New Zealander Kerry Fox will play the lead in Charlotte Jones In Flame opening on 4th September at the New Ambassadors Theatre. Set in 1909 and 1999 the play reveals how different generations of women are victims of over-bearing male ego. The remainder of the cast, Jason Hughes, Marcia Warren, Rosie Cavaliero, Emma Dewhurst and Ivan Kaye, were in the premiere production at the Bush Theatre last year. Hard lines on the one who didn't make it. The director is Anna Mackmin, and ACT Productions and Matthew Byam Shaw are the producers.

Marking the 500th anniversary of the arrival of the Portuguese in South America, Brazil 500 is a festival of Brazilian culture - a unique mixture of European, African and indigenous South American - which runs until November. It takes in music, visual arts, dance, cinema, and food, at locations all over London, including the Barbican, Riverside Studios and Peacock Theatre.

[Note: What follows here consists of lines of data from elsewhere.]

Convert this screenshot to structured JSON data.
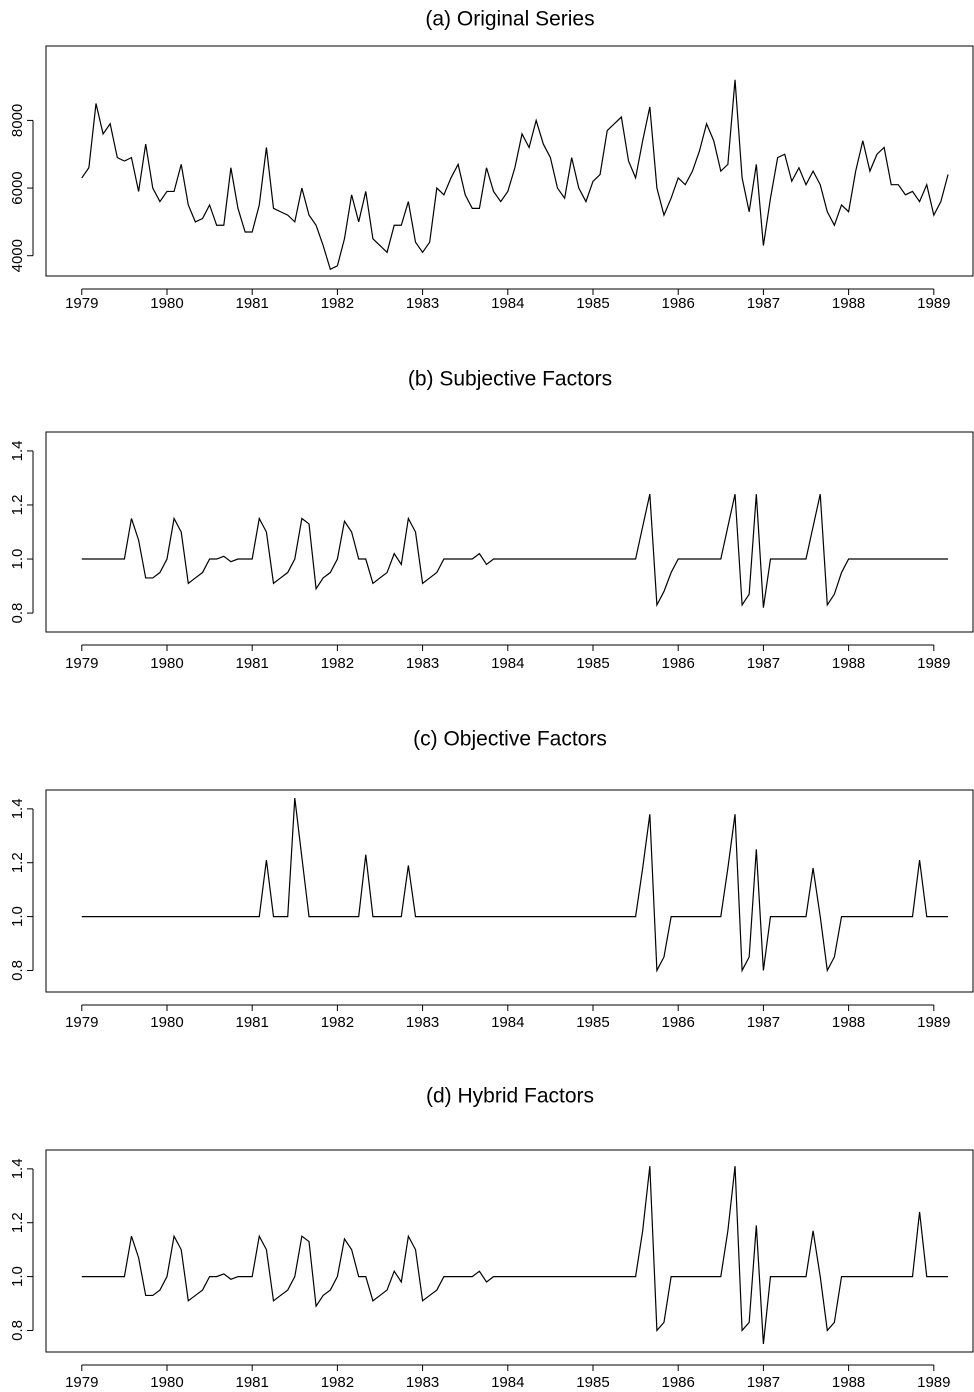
{
  "chart_data": [
    {
      "type": "line",
      "title": "(a)  Original Series",
      "x": [
        1979,
        1979.083,
        1979.167,
        1979.25,
        1979.333,
        1979.417,
        1979.5,
        1979.583,
        1979.667,
        1979.75,
        1979.833,
        1979.917,
        1980,
        1980.083,
        1980.167,
        1980.25,
        1980.333,
        1980.417,
        1980.5,
        1980.583,
        1980.667,
        1980.75,
        1980.833,
        1980.917,
        1981,
        1981.083,
        1981.167,
        1981.25,
        1981.333,
        1981.417,
        1981.5,
        1981.583,
        1981.667,
        1981.75,
        1981.833,
        1981.917,
        1982,
        1982.083,
        1982.167,
        1982.25,
        1982.333,
        1982.417,
        1982.5,
        1982.583,
        1982.667,
        1982.75,
        1982.833,
        1982.917,
        1983,
        1983.083,
        1983.167,
        1983.25,
        1983.333,
        1983.417,
        1983.5,
        1983.583,
        1983.667,
        1983.75,
        1983.833,
        1983.917,
        1984,
        1984.083,
        1984.167,
        1984.25,
        1984.333,
        1984.417,
        1984.5,
        1984.583,
        1984.667,
        1984.75,
        1984.833,
        1984.917,
        1985,
        1985.083,
        1985.167,
        1985.25,
        1985.333,
        1985.417,
        1985.5,
        1985.583,
        1985.667,
        1985.75,
        1985.833,
        1985.917,
        1986,
        1986.083,
        1986.167,
        1986.25,
        1986.333,
        1986.417,
        1986.5,
        1986.583,
        1986.667,
        1986.75,
        1986.833,
        1986.917,
        1987,
        1987.083,
        1987.167,
        1987.25,
        1987.333,
        1987.417,
        1987.5,
        1987.583,
        1987.667,
        1987.75,
        1987.833,
        1987.917,
        1988,
        1988.083,
        1988.167,
        1988.25,
        1988.333,
        1988.417,
        1988.5,
        1988.583,
        1988.667,
        1988.75,
        1988.833,
        1988.917,
        1989,
        1989.083,
        1989.167
      ],
      "values": [
        6300,
        6600,
        8500,
        7600,
        7900,
        6900,
        6800,
        6900,
        5900,
        7300,
        6000,
        5600,
        5900,
        5900,
        6700,
        5500,
        5000,
        5100,
        5500,
        4900,
        4900,
        6600,
        5400,
        4700,
        4700,
        5500,
        7200,
        5400,
        5300,
        5200,
        5000,
        6000,
        5200,
        4900,
        4300,
        3600,
        3700,
        4500,
        5800,
        5000,
        5900,
        4500,
        4300,
        4100,
        4900,
        4900,
        5600,
        4400,
        4100,
        4400,
        6000,
        5800,
        6300,
        6700,
        5800,
        5400,
        5400,
        6600,
        5900,
        5600,
        5900,
        6600,
        7600,
        7200,
        8000,
        7300,
        6900,
        6000,
        5700,
        6900,
        6000,
        5600,
        6200,
        6400,
        7700,
        7900,
        8100,
        6800,
        6300,
        7400,
        8400,
        6000,
        5200,
        5700,
        6300,
        6100,
        6500,
        7100,
        7900,
        7400,
        6500,
        6700,
        9200,
        6300,
        5300,
        6700,
        4300,
        5700,
        6900,
        7000,
        6200,
        6600,
        6100,
        6500,
        6100,
        5300,
        4900,
        5500,
        5300,
        6500,
        7400,
        6500,
        7000,
        7200,
        6100,
        6100,
        5800,
        5900,
        5600,
        6100,
        5200,
        5600,
        6400
      ],
      "color": "#000000",
      "xlim": [
        1978.58,
        1989.46
      ],
      "ylim": [
        3400,
        10200
      ],
      "xticks": [
        1979,
        1980,
        1981,
        1982,
        1983,
        1984,
        1985,
        1986,
        1987,
        1988,
        1989
      ],
      "yticks": [
        4000,
        6000,
        8000
      ]
    },
    {
      "type": "line",
      "title": "(b)  Subjective Factors",
      "x": [
        1979,
        1979.083,
        1979.167,
        1979.25,
        1979.333,
        1979.417,
        1979.5,
        1979.583,
        1979.667,
        1979.75,
        1979.833,
        1979.917,
        1980,
        1980.083,
        1980.167,
        1980.25,
        1980.333,
        1980.417,
        1980.5,
        1980.583,
        1980.667,
        1980.75,
        1980.833,
        1980.917,
        1981,
        1981.083,
        1981.167,
        1981.25,
        1981.333,
        1981.417,
        1981.5,
        1981.583,
        1981.667,
        1981.75,
        1981.833,
        1981.917,
        1982,
        1982.083,
        1982.167,
        1982.25,
        1982.333,
        1982.417,
        1982.5,
        1982.583,
        1982.667,
        1982.75,
        1982.833,
        1982.917,
        1983,
        1983.083,
        1983.167,
        1983.25,
        1983.333,
        1983.417,
        1983.5,
        1983.583,
        1983.667,
        1983.75,
        1983.833,
        1983.917,
        1984,
        1984.083,
        1984.167,
        1984.25,
        1984.333,
        1984.417,
        1984.5,
        1984.583,
        1984.667,
        1984.75,
        1984.833,
        1984.917,
        1985,
        1985.083,
        1985.167,
        1985.25,
        1985.333,
        1985.417,
        1985.5,
        1985.583,
        1985.667,
        1985.75,
        1985.833,
        1985.917,
        1986,
        1986.083,
        1986.167,
        1986.25,
        1986.333,
        1986.417,
        1986.5,
        1986.583,
        1986.667,
        1986.75,
        1986.833,
        1986.917,
        1987,
        1987.083,
        1987.167,
        1987.25,
        1987.333,
        1987.417,
        1987.5,
        1987.583,
        1987.667,
        1987.75,
        1987.833,
        1987.917,
        1988,
        1988.083,
        1988.167,
        1988.25,
        1988.333,
        1988.417,
        1988.5,
        1988.583,
        1988.667,
        1988.75,
        1988.833,
        1988.917,
        1989,
        1989.083,
        1989.167
      ],
      "values": [
        1,
        1,
        1,
        1,
        1,
        1,
        1,
        1.15,
        1.07,
        0.93,
        0.93,
        0.95,
        1.0,
        1.15,
        1.1,
        0.91,
        0.93,
        0.95,
        1.0,
        1.0,
        1.01,
        0.99,
        1.0,
        1.0,
        1.0,
        1.15,
        1.1,
        0.91,
        0.93,
        0.95,
        1.0,
        1.15,
        1.13,
        0.89,
        0.93,
        0.95,
        1.0,
        1.14,
        1.1,
        1.0,
        1.0,
        0.91,
        0.93,
        0.95,
        1.02,
        0.98,
        1.15,
        1.1,
        0.91,
        0.93,
        0.95,
        1.0,
        1.0,
        1.0,
        1.0,
        1.0,
        1.02,
        0.98,
        1.0,
        1.0,
        1,
        1,
        1,
        1,
        1,
        1,
        1,
        1,
        1,
        1,
        1,
        1,
        1,
        1,
        1,
        1,
        1,
        1,
        1,
        1.12,
        1.24,
        0.83,
        0.88,
        0.95,
        1,
        1,
        1,
        1,
        1,
        1,
        1,
        1.12,
        1.24,
        0.83,
        0.87,
        1.24,
        0.82,
        1,
        1,
        1,
        1,
        1,
        1,
        1.12,
        1.24,
        0.83,
        0.87,
        0.95,
        1,
        1,
        1,
        1,
        1,
        1,
        1,
        1,
        1,
        1,
        1,
        1,
        1,
        1,
        1
      ],
      "color": "#000000",
      "xlim": [
        1978.58,
        1989.46
      ],
      "ylim": [
        0.73,
        1.47
      ],
      "xticks": [
        1979,
        1980,
        1981,
        1982,
        1983,
        1984,
        1985,
        1986,
        1987,
        1988,
        1989
      ],
      "yticks": [
        {
          "value": 0.8,
          "label": "0.8"
        },
        {
          "value": 1,
          "label": "1.0"
        },
        {
          "value": 1.2,
          "label": "1.2"
        },
        {
          "value": 1.4,
          "label": "1.4"
        }
      ]
    },
    {
      "type": "line",
      "title": "(c)  Objective Factors",
      "x": [
        1979,
        1979.083,
        1979.167,
        1979.25,
        1979.333,
        1979.417,
        1979.5,
        1979.583,
        1979.667,
        1979.75,
        1979.833,
        1979.917,
        1980,
        1980.083,
        1980.167,
        1980.25,
        1980.333,
        1980.417,
        1980.5,
        1980.583,
        1980.667,
        1980.75,
        1980.833,
        1980.917,
        1981,
        1981.083,
        1981.167,
        1981.25,
        1981.333,
        1981.417,
        1981.5,
        1981.583,
        1981.667,
        1981.75,
        1981.833,
        1981.917,
        1982,
        1982.083,
        1982.167,
        1982.25,
        1982.333,
        1982.417,
        1982.5,
        1982.583,
        1982.667,
        1982.75,
        1982.833,
        1982.917,
        1983,
        1983.083,
        1983.167,
        1983.25,
        1983.333,
        1983.417,
        1983.5,
        1983.583,
        1983.667,
        1983.75,
        1983.833,
        1983.917,
        1984,
        1984.083,
        1984.167,
        1984.25,
        1984.333,
        1984.417,
        1984.5,
        1984.583,
        1984.667,
        1984.75,
        1984.833,
        1984.917,
        1985,
        1985.083,
        1985.167,
        1985.25,
        1985.333,
        1985.417,
        1985.5,
        1985.583,
        1985.667,
        1985.75,
        1985.833,
        1985.917,
        1986,
        1986.083,
        1986.167,
        1986.25,
        1986.333,
        1986.417,
        1986.5,
        1986.583,
        1986.667,
        1986.75,
        1986.833,
        1986.917,
        1987,
        1987.083,
        1987.167,
        1987.25,
        1987.333,
        1987.417,
        1987.5,
        1987.583,
        1987.667,
        1987.75,
        1987.833,
        1987.917,
        1988,
        1988.083,
        1988.167,
        1988.25,
        1988.333,
        1988.417,
        1988.5,
        1988.583,
        1988.667,
        1988.75,
        1988.833,
        1988.917,
        1989,
        1989.083,
        1989.167
      ],
      "values": [
        1,
        1,
        1,
        1,
        1,
        1,
        1,
        1,
        1,
        1,
        1,
        1,
        1,
        1,
        1,
        1,
        1,
        1,
        1,
        1,
        1,
        1,
        1,
        1,
        1,
        1,
        1.21,
        1,
        1,
        1,
        1.44,
        1.22,
        1,
        1,
        1,
        1,
        1,
        1,
        1,
        1,
        1.23,
        1,
        1,
        1,
        1,
        1,
        1.19,
        1,
        1,
        1,
        1,
        1,
        1,
        1,
        1,
        1,
        1,
        1,
        1,
        1,
        1,
        1,
        1,
        1,
        1,
        1,
        1,
        1,
        1,
        1,
        1,
        1,
        1,
        1,
        1,
        1,
        1,
        1,
        1,
        1.18,
        1.38,
        0.8,
        0.85,
        1.0,
        1,
        1,
        1,
        1,
        1,
        1,
        1,
        1.18,
        1.38,
        0.8,
        0.85,
        1.25,
        0.8,
        1,
        1,
        1,
        1,
        1,
        1,
        1.18,
        1.0,
        0.8,
        0.85,
        1.0,
        1,
        1,
        1,
        1,
        1,
        1,
        1,
        1,
        1,
        1,
        1.21,
        1,
        1,
        1,
        1
      ],
      "color": "#000000",
      "xlim": [
        1978.58,
        1989.46
      ],
      "ylim": [
        0.72,
        1.47
      ],
      "xticks": [
        1979,
        1980,
        1981,
        1982,
        1983,
        1984,
        1985,
        1986,
        1987,
        1988,
        1989
      ],
      "yticks": [
        {
          "value": 0.8,
          "label": "0.8"
        },
        {
          "value": 1,
          "label": "1.0"
        },
        {
          "value": 1.2,
          "label": "1.2"
        },
        {
          "value": 1.4,
          "label": "1.4"
        }
      ]
    },
    {
      "type": "line",
      "title": "(d)  Hybrid Factors",
      "x": [
        1979,
        1979.083,
        1979.167,
        1979.25,
        1979.333,
        1979.417,
        1979.5,
        1979.583,
        1979.667,
        1979.75,
        1979.833,
        1979.917,
        1980,
        1980.083,
        1980.167,
        1980.25,
        1980.333,
        1980.417,
        1980.5,
        1980.583,
        1980.667,
        1980.75,
        1980.833,
        1980.917,
        1981,
        1981.083,
        1981.167,
        1981.25,
        1981.333,
        1981.417,
        1981.5,
        1981.583,
        1981.667,
        1981.75,
        1981.833,
        1981.917,
        1982,
        1982.083,
        1982.167,
        1982.25,
        1982.333,
        1982.417,
        1982.5,
        1982.583,
        1982.667,
        1982.75,
        1982.833,
        1982.917,
        1983,
        1983.083,
        1983.167,
        1983.25,
        1983.333,
        1983.417,
        1983.5,
        1983.583,
        1983.667,
        1983.75,
        1983.833,
        1983.917,
        1984,
        1984.083,
        1984.167,
        1984.25,
        1984.333,
        1984.417,
        1984.5,
        1984.583,
        1984.667,
        1984.75,
        1984.833,
        1984.917,
        1985,
        1985.083,
        1985.167,
        1985.25,
        1985.333,
        1985.417,
        1985.5,
        1985.583,
        1985.667,
        1985.75,
        1985.833,
        1985.917,
        1986,
        1986.083,
        1986.167,
        1986.25,
        1986.333,
        1986.417,
        1986.5,
        1986.583,
        1986.667,
        1986.75,
        1986.833,
        1986.917,
        1987,
        1987.083,
        1987.167,
        1987.25,
        1987.333,
        1987.417,
        1987.5,
        1987.583,
        1987.667,
        1987.75,
        1987.833,
        1987.917,
        1988,
        1988.083,
        1988.167,
        1988.25,
        1988.333,
        1988.417,
        1988.5,
        1988.583,
        1988.667,
        1988.75,
        1988.833,
        1988.917,
        1989,
        1989.083,
        1989.167
      ],
      "values": [
        1,
        1,
        1,
        1,
        1,
        1,
        1,
        1.15,
        1.07,
        0.93,
        0.93,
        0.95,
        1.0,
        1.15,
        1.1,
        0.91,
        0.93,
        0.95,
        1.0,
        1.0,
        1.01,
        0.99,
        1.0,
        1.0,
        1.0,
        1.15,
        1.1,
        0.91,
        0.93,
        0.95,
        1.0,
        1.15,
        1.13,
        0.89,
        0.93,
        0.95,
        1.0,
        1.14,
        1.1,
        1.0,
        1.0,
        0.91,
        0.93,
        0.95,
        1.02,
        0.98,
        1.15,
        1.1,
        0.91,
        0.93,
        0.95,
        1.0,
        1.0,
        1.0,
        1.0,
        1.0,
        1.02,
        0.98,
        1.0,
        1.0,
        1,
        1,
        1,
        1,
        1,
        1,
        1,
        1,
        1,
        1,
        1,
        1,
        1,
        1,
        1,
        1,
        1,
        1,
        1,
        1.17,
        1.41,
        0.8,
        0.83,
        1.0,
        1,
        1,
        1,
        1,
        1,
        1,
        1,
        1.17,
        1.41,
        0.8,
        0.83,
        1.19,
        0.75,
        1,
        1,
        1,
        1,
        1,
        1,
        1.17,
        1.0,
        0.8,
        0.83,
        1.0,
        1,
        1,
        1,
        1,
        1,
        1,
        1,
        1,
        1,
        1,
        1.24,
        1,
        1,
        1,
        1
      ],
      "color": "#000000",
      "xlim": [
        1978.58,
        1989.46
      ],
      "ylim": [
        0.72,
        1.47
      ],
      "xticks": [
        1979,
        1980,
        1981,
        1982,
        1983,
        1984,
        1985,
        1986,
        1987,
        1988,
        1989
      ],
      "yticks": [
        {
          "value": 0.8,
          "label": "0.8"
        },
        {
          "value": 1,
          "label": "1.0"
        },
        {
          "value": 1.2,
          "label": "1.2"
        },
        {
          "value": 1.4,
          "label": "1.4"
        }
      ]
    }
  ]
}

Among the artists featured, many of whom are making their first appearance in the UK, are: Joao Gilberto (who launched the Bossa Nova), Hermeto Pascoal (one of the most creative figures in contemporary jazz), Caetano Veloso (who created Tropicalia), the Deborah Colka Dance Company, the Bahia Ballet and Meninos Do Morumbi (the 100 strong percussion group from the streets of Sao Paulo).

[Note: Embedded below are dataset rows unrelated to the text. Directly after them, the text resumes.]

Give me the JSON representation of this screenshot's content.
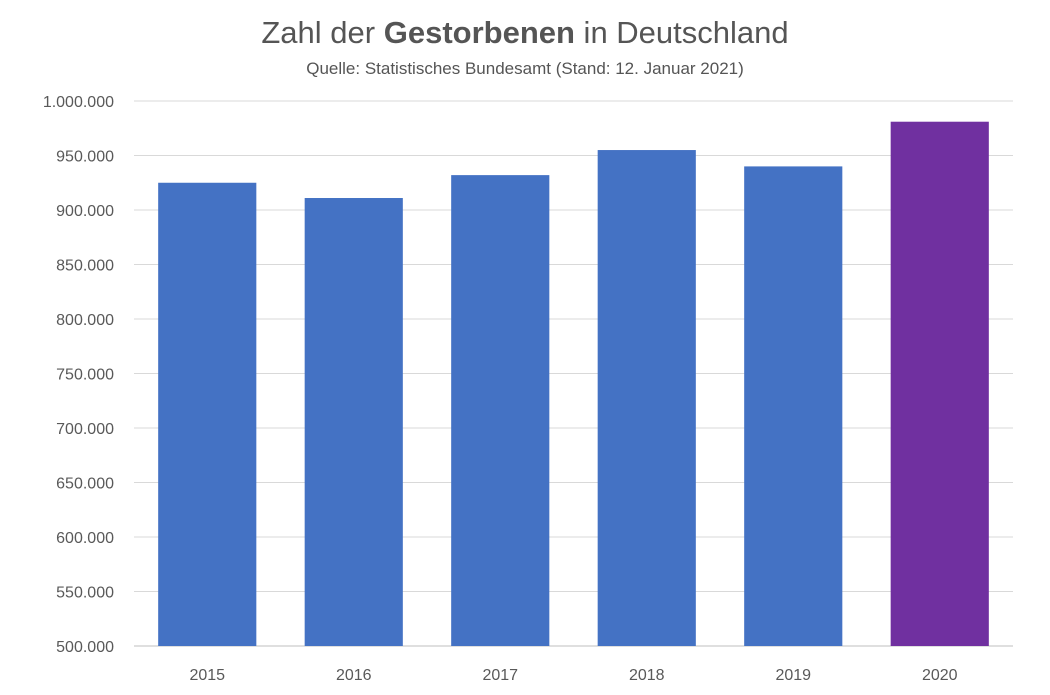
{
  "chart_data": {
    "type": "bar",
    "title_parts": [
      "Zahl der ",
      "Gestorbenen",
      " in Deutschland"
    ],
    "subtitle": "Quelle: Statistisches Bundesamt (Stand: 12. Januar 2021)",
    "categories": [
      "2015",
      "2016",
      "2017",
      "2018",
      "2019",
      "2020"
    ],
    "values": [
      925000,
      911000,
      932000,
      955000,
      940000,
      981000
    ],
    "bar_colors": [
      "#4472C4",
      "#4472C4",
      "#4472C4",
      "#4472C4",
      "#4472C4",
      "#7030A0"
    ],
    "ylim": [
      500000,
      1000000
    ],
    "yticks": [
      500000,
      550000,
      600000,
      650000,
      700000,
      750000,
      800000,
      850000,
      900000,
      950000,
      1000000
    ],
    "ytick_labels": [
      "500.000",
      "550.000",
      "600.000",
      "650.000",
      "700.000",
      "750.000",
      "800.000",
      "850.000",
      "900.000",
      "950.000",
      "1.000.000"
    ],
    "grid": true,
    "xlabel": "",
    "ylabel": ""
  }
}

Arts funding is a problem the world over. In New York the Martha Graham Dance Company, founded in 1929 by possibly the most influential figure in contemporary dance of the 20th century, has suspended operations due to financial difficulties.

The 10th Cannizaro Park Open Air Theatre Festival runs from 15th July to 13th August. The programme includes the usual mix of Opera - Opera School Wales in Bizet's Carmen and Opera Box in Mozart's The Marriage Of Figaro; Ballet - Ballet Russ in Giselle; Shakespeare - the Cliveden Festival production of Romeo And Juliet; and Music - the Brandenburg Sinfonia playing Summer Classics with Dancing Fountains; plus other music and comedy events. Full details from the Cannizaro Park web site via the link from the Festivals section of TheatreNet.

And Finally . . . Speaking at the annual meeting of the Covent Garden Community Association, Sam Mendes criticised the celebrity casting stunts which are invading British theatre. He admits to being inundated with offers from film stars following Nicole Kidman's appearance in The Blue Room, claiming to have turned down Brad Pitt amongst others. Mendes said he didn't want to see theatre reduced to a celebrity event, and would cast purely on suitability and talent. Perhaps the opportunist casting of Jerry Hall as Mrs Robinson in The Graduate will be the bridge too far which causes sanity to return.